I sat in the room alone with him that last day and began to make good on the promise I had made to my mother. She told me it was time; time to do one of the hardest things in my life, time to say goodbye to my grandpa. She said to me, “He will hold on you see, until you let him know that you’ll be okay,” and so I did. I just sat and talked to him about everyday life. About how much I was going to miss him, and asked him who was going to take me and my cousins fishing, and who was going to yell at the dogs for being on the couch. I told him that he meant the world to me, and that I was sorry if I ever did anything not to please him and that I would try to carry on my life just as he did his, in a loving and caring way. And that was it, my Grandma and everyone else came back in the room and I told him I loved him, and we surrounded him with as much love as we could that day and we watched him as he took his last breathe, something that I will never forget, and will carry with me for the rest of my life.
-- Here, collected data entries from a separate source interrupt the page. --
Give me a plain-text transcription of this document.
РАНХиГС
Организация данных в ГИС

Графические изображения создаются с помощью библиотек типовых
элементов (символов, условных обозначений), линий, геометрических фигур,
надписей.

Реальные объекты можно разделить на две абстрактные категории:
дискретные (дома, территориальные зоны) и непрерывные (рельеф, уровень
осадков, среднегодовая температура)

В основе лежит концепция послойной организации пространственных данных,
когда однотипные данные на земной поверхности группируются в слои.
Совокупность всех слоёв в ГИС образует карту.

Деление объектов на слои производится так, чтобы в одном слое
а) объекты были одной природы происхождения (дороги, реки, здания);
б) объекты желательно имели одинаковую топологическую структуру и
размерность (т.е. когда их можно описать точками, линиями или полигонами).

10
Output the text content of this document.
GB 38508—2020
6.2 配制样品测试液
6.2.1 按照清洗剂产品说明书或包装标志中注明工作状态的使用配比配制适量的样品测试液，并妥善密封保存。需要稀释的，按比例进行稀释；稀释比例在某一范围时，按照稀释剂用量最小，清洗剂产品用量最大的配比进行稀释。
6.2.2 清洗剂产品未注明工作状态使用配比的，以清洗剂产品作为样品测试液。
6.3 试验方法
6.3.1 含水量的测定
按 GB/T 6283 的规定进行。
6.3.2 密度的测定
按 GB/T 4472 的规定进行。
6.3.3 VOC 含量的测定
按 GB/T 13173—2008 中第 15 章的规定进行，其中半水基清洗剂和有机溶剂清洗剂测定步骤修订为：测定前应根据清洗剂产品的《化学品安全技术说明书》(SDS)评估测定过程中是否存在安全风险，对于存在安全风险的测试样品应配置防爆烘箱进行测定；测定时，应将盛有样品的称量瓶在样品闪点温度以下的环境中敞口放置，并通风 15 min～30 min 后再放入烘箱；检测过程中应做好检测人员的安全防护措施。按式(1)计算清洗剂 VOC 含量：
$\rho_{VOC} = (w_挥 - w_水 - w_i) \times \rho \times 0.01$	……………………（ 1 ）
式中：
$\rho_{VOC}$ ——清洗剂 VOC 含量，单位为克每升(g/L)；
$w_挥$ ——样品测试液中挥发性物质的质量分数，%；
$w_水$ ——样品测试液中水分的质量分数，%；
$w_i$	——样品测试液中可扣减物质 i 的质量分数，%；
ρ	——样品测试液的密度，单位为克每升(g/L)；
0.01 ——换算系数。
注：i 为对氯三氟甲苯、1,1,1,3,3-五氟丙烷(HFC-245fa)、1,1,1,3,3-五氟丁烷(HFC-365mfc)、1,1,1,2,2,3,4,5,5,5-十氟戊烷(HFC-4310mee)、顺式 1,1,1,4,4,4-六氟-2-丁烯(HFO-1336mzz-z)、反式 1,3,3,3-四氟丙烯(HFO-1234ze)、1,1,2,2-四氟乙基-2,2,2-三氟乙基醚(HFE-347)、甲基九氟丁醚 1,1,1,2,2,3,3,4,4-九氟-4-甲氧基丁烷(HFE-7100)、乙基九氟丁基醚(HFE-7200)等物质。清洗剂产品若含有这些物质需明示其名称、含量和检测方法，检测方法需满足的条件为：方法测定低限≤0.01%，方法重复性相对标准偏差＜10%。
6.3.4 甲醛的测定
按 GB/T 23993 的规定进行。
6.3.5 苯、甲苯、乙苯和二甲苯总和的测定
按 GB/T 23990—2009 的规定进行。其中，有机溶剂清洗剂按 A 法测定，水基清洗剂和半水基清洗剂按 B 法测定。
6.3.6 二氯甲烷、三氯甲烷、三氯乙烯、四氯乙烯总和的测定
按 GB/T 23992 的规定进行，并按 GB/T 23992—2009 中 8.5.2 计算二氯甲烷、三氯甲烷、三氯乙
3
So you see, it really isn’t as simple as some would say, nor will it ever be for me again and I know that. But now I have to make good on that promise I made my Grandpa and that’s to live my life just as he did, in a loving caring way. This is the day I found out that it is “All About the Journey.”

In loving memory of James Frederick C., 11/21/06.

The author's comments:
My grandfather inspired me to write this piece, and I hope that people will walk away with a sense of hope knowing that life is a journey.